Tech investor and Trump ally Marc Andreessen declared "DeepSeek R1 is AI's Sputnik moment," referencing the 1957 launch of Earth's first artificial satellite by the Soviet Union that stunned the Western world.

"If China is catching up quickly to the US in the AI race, then the economics of AI will be turned on its head," warned Kathleen Brooks, research director at XTB, in a note to clients.

Microsoft CEO Satya Nadella took to social media hours before markets opened to argue less expensive AI was good for everyone.

But last week at the World Economic Forum in Davos, Nadella warned: "We should take the developments out of China very, very seriously."

Australia's Science Minister Ed Husic raised privacy concerns, urging users to think carefully before downloading the chatbot.

"There are a lot of questions that will need to be answered in time on quality, consumer preferences, data and privacy management," Husic told national broadcaster ABC.

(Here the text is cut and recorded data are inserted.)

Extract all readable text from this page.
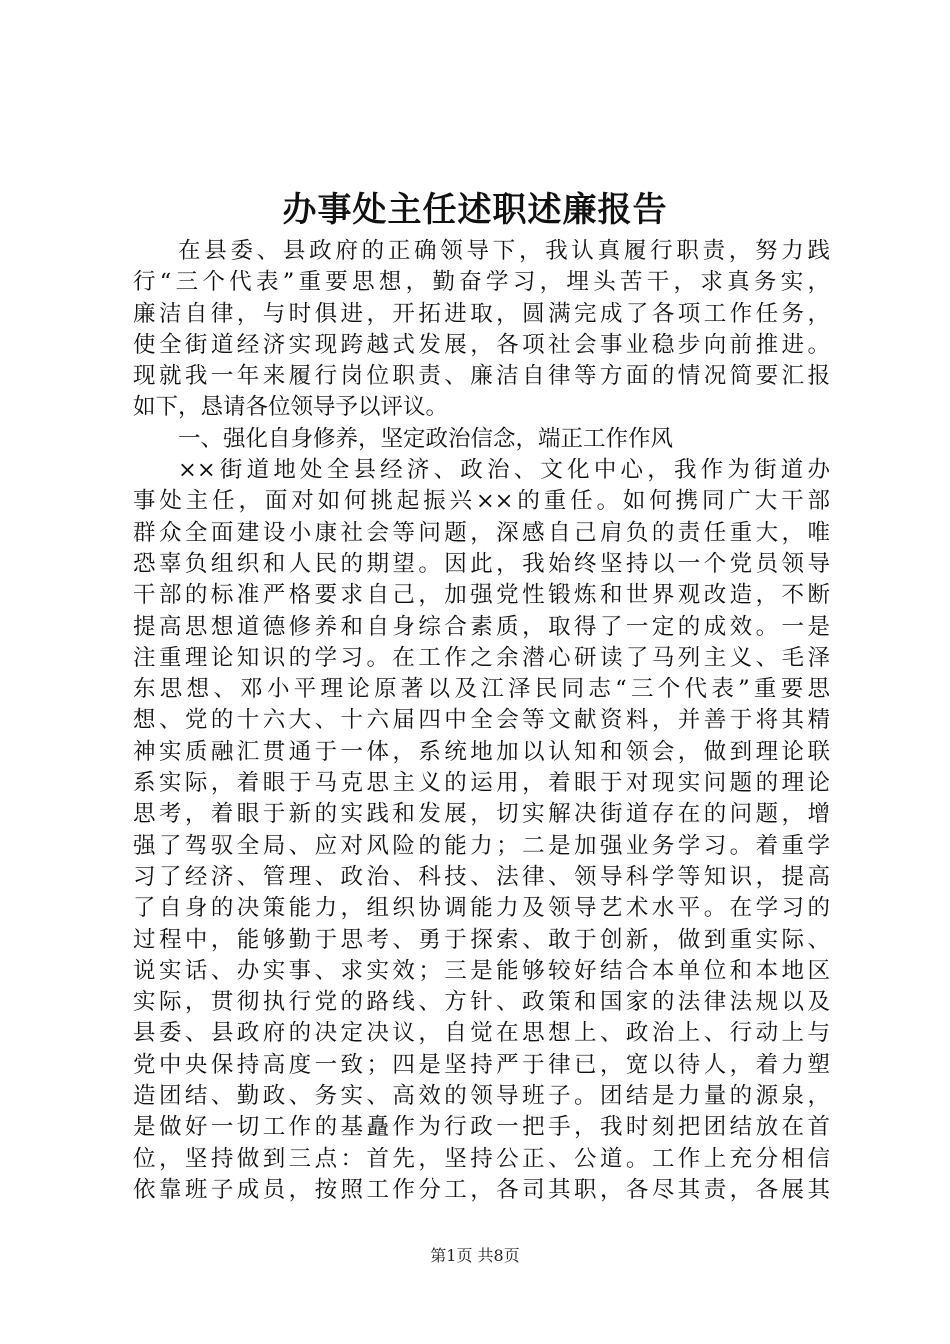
办事处主任述职述廉报告
在县委、县政府的正确领导下，我认真履行职责，努力践
行“三个代表”重要思想，勤奋学习，埋头苦干，求真务实，
廉洁自律，与时俱进，开拓进取，圆满完成了各项工作任务，
使全街道经济实现跨越式发展，各项社会事业稳步向前推进。
现就我一年来履行岗位职责、廉洁自律等方面的情况简要汇报
如下，恳请各位领导予以评议。
一、强化自身修养，坚定政治信念，端正工作作风
××街道地处全县经济、政治、文化中心，我作为街道办
事处主任，面对如何挑起振兴××的重任。如何携同广大干部
群众全面建设小康社会等问题，深感自己肩负的责任重大，唯
恐辜负组织和人民的期望。因此，我始终坚持以一个党员领导
干部的标准严格要求自己，加强党性锻炼和世界观改造，不断
提高思想道德修养和自身综合素质，取得了一定的成效。一是
注重理论知识的学习。在工作之余潜心研读了马列主义、毛泽
东思想、邓小平理论原著以及江泽民同志“三个代表”重要思
想、党的十六大、十六届四中全会等文献资料，并善于将其精
神实质融汇贯通于一体，系统地加以认知和领会，做到理论联
系实际，着眼于马克思主义的运用，着眼于对现实问题的理论
思考，着眼于新的实践和发展，切实解决街道存在的问题，增
强了驾驭全局、应对风险的能力；二是加强业务学习。着重学
习了经济、管理、政治、科技、法律、领导科学等知识，提高
了自身的决策能力，组织协调能力及领导艺术水平。在学习的
过程中，能够勤于思考、勇于探索、敢于创新，做到重实际、
说实话、办实事、求实效；三是能够较好结合本单位和本地区
实际，贯彻执行党的路线、方针、政策和国家的法律法规以及
县委、县政府的决定决议，自觉在思想上、政治上、行动上与
党中央保持高度一致；四是坚持严于律已，宽以待人，着力塑
造团结、勤政、务实、高效的领导班子。团结是力量的源泉，
是做好一切工作的基矗作为行政一把手，我时刻把团结放在首
位，坚持做到三点：首先，坚持公正、公道。工作上充分相信
依靠班子成员，按照工作分工，各司其职，各尽其责，各展其
第1页 共8页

"I would be very careful about that. These types of issues need to be weighed up carefully."

Microsoft, an eager adopter of generative AI, plans to invest $80 billion in AI this year, while Meta announced at least $60 billion in investments on Friday.

- 'Outplayed' -

Much of that investment goes into the coffers of Nvidia, whose shares plunged a staggering 17 percent on Monday.

The situation is particularly remarkable since DeepSeek, as a Chinese company, lacks easy access to Nvidia's state-of-the-art chips after the US government placed export restrictions on them.

The export controls are "driving startups like DeepSeek to innovate in ways that prioritize efficiency, resource-pooling, and collaboration," wrote the MIT Technology Review.

Elon Musk, who has invested heavily in Nvidia chips for his company xAI, suspects DeepSeek of secretly accessing banned H100 chips -- an accusation also made by the CEO of ScaleAI, a prominent Silicon Valley startup backed by Amazon and Meta.

But such accusations "sound like a rich kids team got outplayed by a poor kids team," wrote Hong Kong-based investor Jen Zhu Scott on X.

In a statement, Nvidia said DeepSeek's technology was "fully export control compliant."